Впрочем, Смолин смотрел не на дверь… Слева, за приоткрытой
дверью, круто уходила вверх черная чугунная лестница – тоже старинная, но без
изысков в виде металлических кружев и прочих архитектурных излишеств.
Простенькая такая лестница, ведущая, конечно же, на чердак.
Подойдя поближе, Смолин задрал голову, пригляделся в
полумраке. Квадратный люк был заперт на здоровенный висячий замок рыже-бурый от
ржавчины.
У Смолина зачесались руки – в самом прямом смысле, в
кончиках пальцев засвербило этакое щекотанье. Ах, как он любил такие вот
чердаки, запертые на ржавые замки невесть когда, черт-те сколько лет не
посещавшиеся людьми! Там могло и не оказаться ничего, кроме старых газет,
стоптанных ботинок и поломанных стульев, но сплошь и рядом добросовестные
искатели натыкались на что-то интересное, порой уникальное или просто-напросто
способное принести некоторый барыш, искупавший любое ползанье в пыли и паутине…
Дом практически брошен, если не считать квартиры, перед
которой он стоял. Уезжая, никто и не подумал подняться на чердак, значит, его
не отпирали очень, очень давненько. Следует непременно этим озаботиться, но это
чуть погодя…
Звонок рядом с дверью вообще-то имелся, но когда Смолин
нажал потрескавшуюся пластмассовую кнопку, внутри не раздалось ни единого
звука. Попробовав еще и еще, с тем же отсутствием результата, он постучал
кулаком по двери. И снова без толку – войлок, под который, кажется, еще что-то
было подложено, гасил любые звуки.
Покрутив головой, Смолин взялся за ручку двери (красная
стеклянная с заковыристыми узорами внутри, имитация природного камня наподобие
волосатика – опять-таки шестидесятые годы, он помнил такие), потянул. Дверь
поддалась. Распахнув ее на всю ширину, Смолин, как и подобало вежливому
человеку, крикнул:
– Хозяева, честной народ! Есть кто дома?
Очередная песня вдруг оборвалась – судя по всему, кончилась
кассета. Послышались шаркающие шаги, и в маленькую квадратную прихожую,
пошатываясь вышел человечек мужского пола, пониже Смолина, в грязных джинсах и
вовсе уж замызганной синей футболке.
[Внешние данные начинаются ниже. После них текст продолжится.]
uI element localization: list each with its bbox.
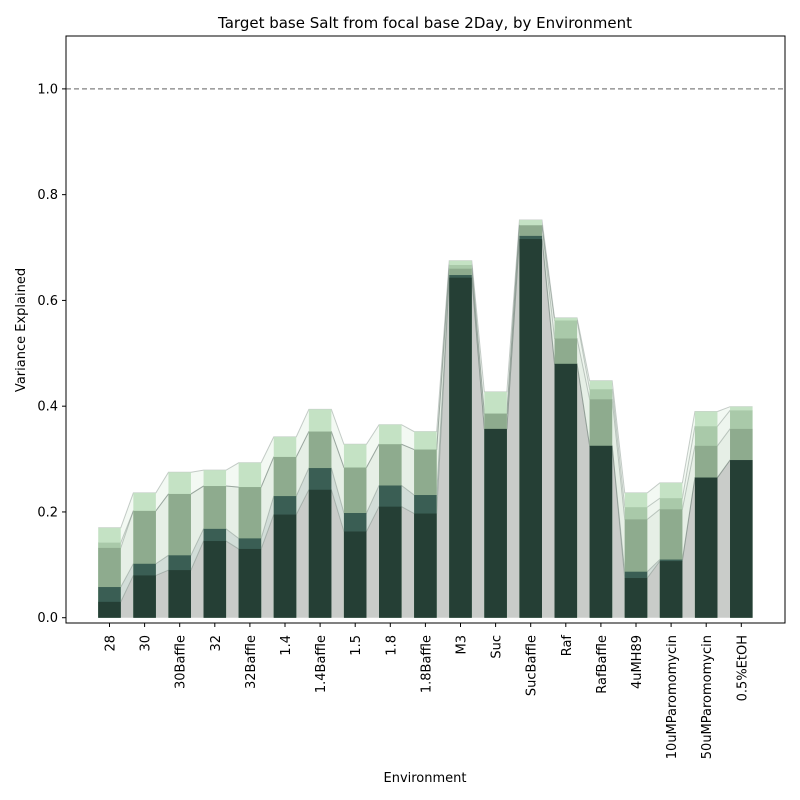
bar [519,239,542,618]
bar [554,363,578,618]
bar [238,548,262,618]
bar [449,277,472,618]
chart-title: Target base Salt from focal base 2Day, b… [217,14,632,32]
bar [98,601,121,618]
bar [343,531,367,618]
bar [694,477,718,618]
bar [273,514,297,618]
y-tick-label: 0.8 [37,188,58,203]
x-tick-label: 30 [139,635,154,652]
y-tick-label: 1.0 [37,82,58,97]
x-tick-label: 1.4 [279,635,294,656]
x-tick-label: 0.5%EtOH [735,635,750,701]
y-tick-label: 0.2 [37,505,58,520]
x-tick-label: 1.5 [349,635,364,656]
x-tick-label: Raf [560,635,575,657]
y-tick-label: 0.4 [37,400,58,415]
bar [308,489,332,618]
bar [379,506,402,618]
band-4 [98,220,753,543]
band-1 [98,235,753,602]
bar [659,561,683,618]
bar [624,578,648,618]
plot-area: 0.0 0.2 0.4 0.6 0.8 1.0 28 30 30Baffle 32 32Baffle… [37,35,786,759]
x-axis-label: Environment [383,771,466,786]
band-2 [98,225,753,588]
x-tick-label: 10uMParomomycin [665,635,680,759]
x-tick-label: 32Baffle [244,635,259,689]
x-tick-label: M3 [455,635,470,655]
x-tick-label: 50uMParomomycin [700,635,715,759]
bar [589,445,613,618]
y-tick-label: 0.6 [37,294,58,309]
x-tick-label: 32 [209,635,224,652]
x-tick-label: 30Baffle [174,635,189,689]
bar [414,513,437,618]
bar [730,460,753,618]
x-tick-label: 1.8Baffle [419,635,434,693]
x-tick-label: SucBaffle [525,635,540,696]
bar [133,575,156,618]
x-tick-label: Suc [490,635,505,659]
y-axis-label: Variance Explained [14,268,29,392]
bar [168,570,191,618]
y-tick-label: 0.0 [37,611,58,626]
x-tick-label: 1.8 [384,635,399,656]
x-tick-label: RafBaffle [595,635,610,694]
base-area [98,239,753,618]
x-tick-label: 4uMH89 [630,635,645,689]
x-tick-label: 28 [104,635,119,652]
bar [203,541,227,618]
x-tick-label: 1.4Baffle [314,635,329,693]
bar [484,428,507,618]
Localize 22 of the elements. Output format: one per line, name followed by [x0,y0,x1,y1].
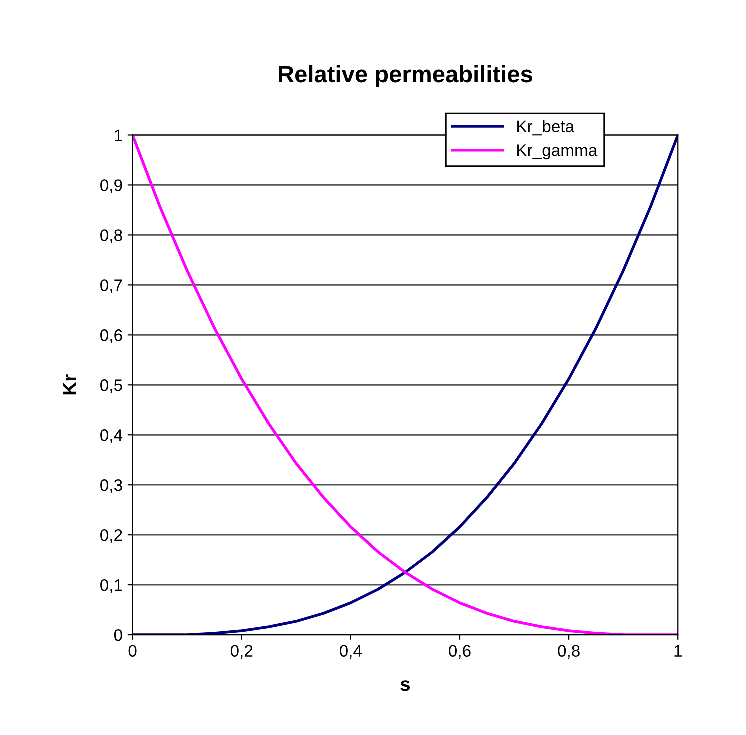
x-tick-label: 0,8 [558,645,580,659]
x-axis-title: s [400,680,410,692]
x-tick-label: 0 [128,645,137,658]
y-tick-label: 0,7 [100,280,122,294]
x-tick-label: 1 [674,645,682,657]
y-axis-title: Kr [63,374,76,395]
y-tick-label: 1 [115,130,122,142]
legend-label: Kr_beta [518,120,575,136]
y-tick-label: 0,4 [100,430,123,444]
y-tick-label: 0,9 [100,180,122,194]
y-tick-label: 0,2 [100,529,122,544]
y-tick-label: 0,8 [100,230,122,244]
x-tick-label: 0,4 [340,645,362,659]
chart-title: Relative permeabilities [279,65,532,88]
y-tick-label: 0,3 [100,480,122,494]
y-tick-label: 0,6 [100,330,122,344]
legend-label: Kr_gamma [518,144,598,160]
y-tick-label: 0,5 [100,380,122,394]
x-tick-label: 0,2 [230,645,253,659]
y-tick-label: 0 [114,629,122,642]
x-tick-label: 0,6 [449,645,471,659]
y-tick-label: 0,1 [100,579,122,594]
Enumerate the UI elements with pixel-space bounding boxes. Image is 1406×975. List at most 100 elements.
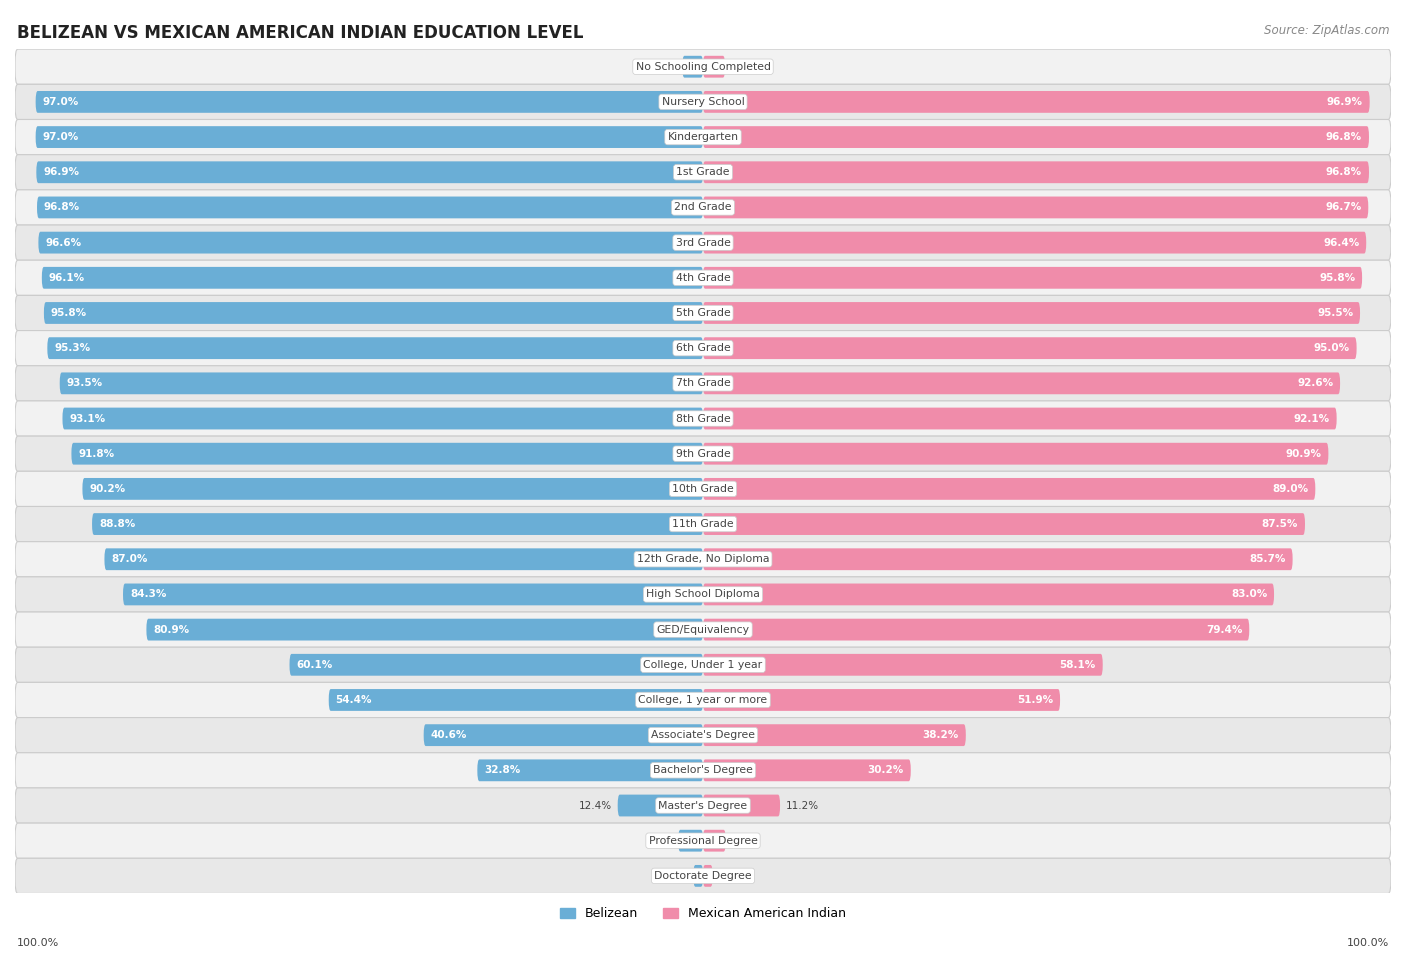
Text: 97.0%: 97.0% — [42, 132, 79, 142]
Text: 96.8%: 96.8% — [1326, 168, 1362, 177]
Text: 93.5%: 93.5% — [66, 378, 103, 388]
Text: 95.3%: 95.3% — [55, 343, 90, 353]
FancyBboxPatch shape — [703, 302, 1360, 324]
FancyBboxPatch shape — [42, 267, 703, 289]
FancyBboxPatch shape — [35, 91, 703, 113]
Text: 6th Grade: 6th Grade — [676, 343, 730, 353]
FancyBboxPatch shape — [703, 619, 1250, 641]
Text: 54.4%: 54.4% — [336, 695, 373, 705]
Text: 30.2%: 30.2% — [868, 765, 904, 775]
Text: 80.9%: 80.9% — [153, 625, 190, 635]
FancyBboxPatch shape — [703, 267, 1362, 289]
FancyBboxPatch shape — [682, 56, 703, 78]
Text: 83.0%: 83.0% — [1230, 590, 1267, 600]
Text: 11th Grade: 11th Grade — [672, 519, 734, 529]
FancyBboxPatch shape — [15, 155, 1391, 190]
Text: Nursery School: Nursery School — [662, 97, 744, 107]
FancyBboxPatch shape — [703, 513, 1305, 535]
Text: 96.1%: 96.1% — [49, 273, 84, 283]
FancyBboxPatch shape — [15, 577, 1391, 612]
Text: Professional Degree: Professional Degree — [648, 836, 758, 845]
Text: 7th Grade: 7th Grade — [676, 378, 730, 388]
Text: 11.2%: 11.2% — [786, 800, 818, 810]
FancyBboxPatch shape — [703, 161, 1369, 183]
Text: 92.1%: 92.1% — [1294, 413, 1330, 423]
FancyBboxPatch shape — [703, 724, 966, 746]
Text: 8th Grade: 8th Grade — [676, 413, 730, 423]
Text: 96.9%: 96.9% — [1327, 97, 1362, 107]
FancyBboxPatch shape — [693, 865, 703, 887]
Text: 96.7%: 96.7% — [1326, 203, 1361, 213]
Text: 38.2%: 38.2% — [922, 730, 959, 740]
FancyBboxPatch shape — [703, 443, 1329, 465]
Text: BELIZEAN VS MEXICAN AMERICAN INDIAN EDUCATION LEVEL: BELIZEAN VS MEXICAN AMERICAN INDIAN EDUC… — [17, 24, 583, 42]
FancyBboxPatch shape — [15, 471, 1391, 506]
FancyBboxPatch shape — [678, 830, 703, 851]
FancyBboxPatch shape — [329, 689, 703, 711]
Text: Master's Degree: Master's Degree — [658, 800, 748, 810]
FancyBboxPatch shape — [703, 126, 1369, 148]
FancyBboxPatch shape — [15, 612, 1391, 647]
Text: 90.2%: 90.2% — [90, 484, 125, 494]
Text: 87.0%: 87.0% — [111, 554, 148, 565]
FancyBboxPatch shape — [703, 654, 1102, 676]
FancyBboxPatch shape — [15, 331, 1391, 366]
FancyBboxPatch shape — [703, 795, 780, 816]
FancyBboxPatch shape — [37, 161, 703, 183]
FancyBboxPatch shape — [617, 795, 703, 816]
FancyBboxPatch shape — [290, 654, 703, 676]
Text: 93.1%: 93.1% — [69, 413, 105, 423]
Text: 96.8%: 96.8% — [44, 203, 80, 213]
Text: 85.7%: 85.7% — [1250, 554, 1285, 565]
FancyBboxPatch shape — [703, 760, 911, 781]
FancyBboxPatch shape — [15, 49, 1391, 84]
FancyBboxPatch shape — [44, 302, 703, 324]
Text: 95.0%: 95.0% — [1313, 343, 1350, 353]
Text: 12th Grade, No Diploma: 12th Grade, No Diploma — [637, 554, 769, 565]
Text: 32.8%: 32.8% — [484, 765, 520, 775]
Text: No Schooling Completed: No Schooling Completed — [636, 61, 770, 72]
Text: 100.0%: 100.0% — [1347, 938, 1389, 948]
FancyBboxPatch shape — [703, 583, 1274, 605]
FancyBboxPatch shape — [15, 823, 1391, 858]
Text: 9th Grade: 9th Grade — [676, 448, 730, 458]
FancyBboxPatch shape — [62, 408, 703, 429]
Text: 88.8%: 88.8% — [98, 519, 135, 529]
FancyBboxPatch shape — [15, 84, 1391, 120]
Text: 1.4%: 1.4% — [661, 871, 688, 880]
FancyBboxPatch shape — [15, 120, 1391, 155]
Text: 12.4%: 12.4% — [579, 800, 612, 810]
FancyBboxPatch shape — [15, 401, 1391, 436]
FancyBboxPatch shape — [15, 542, 1391, 577]
Text: 96.6%: 96.6% — [45, 238, 82, 248]
FancyBboxPatch shape — [703, 478, 1316, 500]
Text: 96.4%: 96.4% — [1323, 238, 1360, 248]
Text: 95.5%: 95.5% — [1317, 308, 1353, 318]
FancyBboxPatch shape — [48, 337, 703, 359]
FancyBboxPatch shape — [15, 753, 1391, 788]
FancyBboxPatch shape — [104, 548, 703, 570]
FancyBboxPatch shape — [15, 682, 1391, 718]
FancyBboxPatch shape — [37, 197, 703, 218]
FancyBboxPatch shape — [703, 830, 725, 851]
FancyBboxPatch shape — [91, 513, 703, 535]
FancyBboxPatch shape — [59, 372, 703, 394]
Text: College, 1 year or more: College, 1 year or more — [638, 695, 768, 705]
FancyBboxPatch shape — [146, 619, 703, 641]
FancyBboxPatch shape — [15, 858, 1391, 893]
FancyBboxPatch shape — [15, 190, 1391, 225]
FancyBboxPatch shape — [703, 197, 1368, 218]
FancyBboxPatch shape — [703, 548, 1292, 570]
FancyBboxPatch shape — [703, 408, 1337, 429]
Text: 1st Grade: 1st Grade — [676, 168, 730, 177]
Text: 87.5%: 87.5% — [1261, 519, 1298, 529]
Text: 3.0%: 3.0% — [651, 61, 676, 72]
Text: 3.3%: 3.3% — [731, 836, 758, 845]
Text: 40.6%: 40.6% — [430, 730, 467, 740]
Text: 89.0%: 89.0% — [1272, 484, 1309, 494]
Text: 1.4%: 1.4% — [718, 871, 745, 880]
Text: 3.6%: 3.6% — [647, 836, 672, 845]
FancyBboxPatch shape — [15, 718, 1391, 753]
Text: Associate's Degree: Associate's Degree — [651, 730, 755, 740]
Text: 51.9%: 51.9% — [1017, 695, 1053, 705]
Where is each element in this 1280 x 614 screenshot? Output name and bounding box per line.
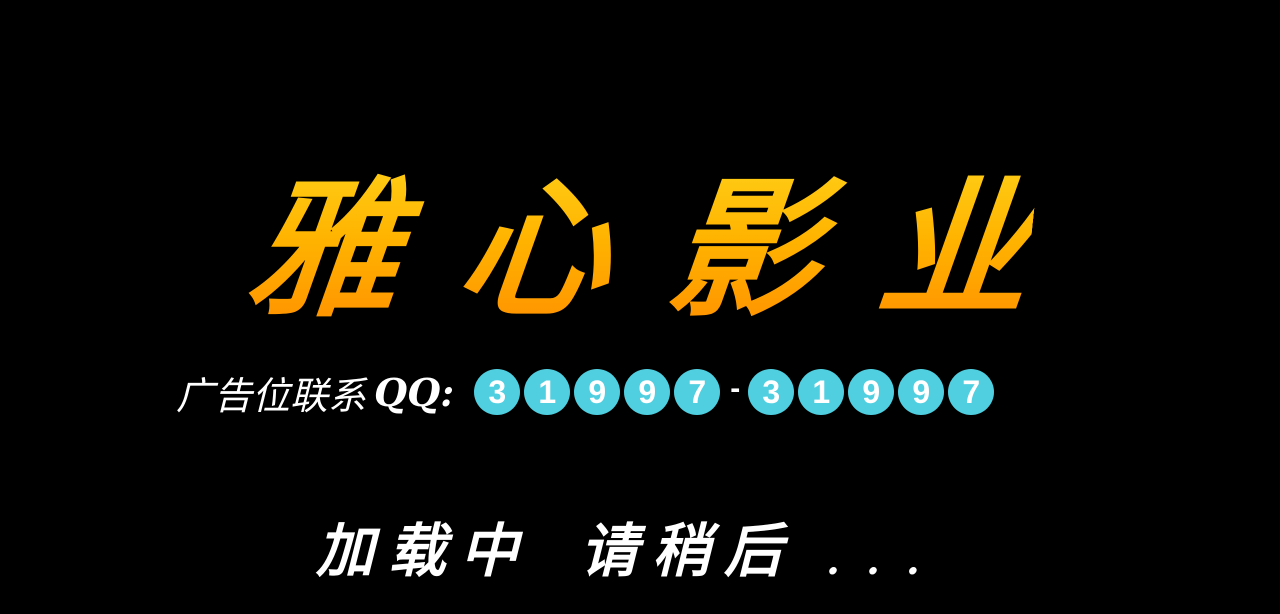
brand-title-char: 雅 — [240, 162, 410, 338]
brand-title-char: 业 — [870, 162, 1040, 338]
qq-digit: 9 — [898, 369, 945, 415]
please-wait-text: 请稍后 — [580, 517, 797, 585]
qq-digit: 9 — [848, 369, 895, 415]
qq-digit: 9 — [624, 369, 671, 415]
ad-contact-row: 广告位联系 QQ: 3 1 9 9 7 - 3 1 9 9 7 — [176, 366, 998, 418]
qq-separator: - — [730, 372, 741, 405]
qq-digit: 7 — [674, 369, 721, 415]
brand-title: 雅 心 影 业 — [239, 150, 1040, 350]
ad-contact-label: 广告位联系 — [176, 373, 367, 418]
qq-digit: 7 — [948, 369, 995, 415]
qq-digit: 3 — [748, 369, 795, 415]
qq-label: QQ: — [374, 369, 455, 415]
loading-dots: ... — [826, 537, 946, 584]
brand-title-char: 心 — [450, 162, 620, 338]
qq-digit: 9 — [574, 369, 621, 415]
qq-digit: 1 — [798, 369, 845, 415]
qq-digit: 3 — [474, 369, 521, 415]
qq-digit: 1 — [524, 369, 571, 415]
loading-text: 加载中 — [316, 517, 533, 585]
qq-number: 3 1 9 9 7 - 3 1 9 9 7 — [474, 369, 998, 415]
brand-title-char: 影 — [660, 162, 830, 338]
loading-status: 加载中 请稍后 ... — [316, 506, 946, 586]
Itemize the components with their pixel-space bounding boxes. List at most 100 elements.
Волосы с изрядной проседью всклокочены,
бороденка торчит космами, физиономия, ручаться можно, с неделю не мыта.
Классический образ поверженного зеленым змием экземпляра. С такими Смолин тоже
любил иметь дело – они порой были непредсказуемо упрямы, но, в общем и целом,
прекрасно подходили на роль овечек, которых можно без особых трудов постричь.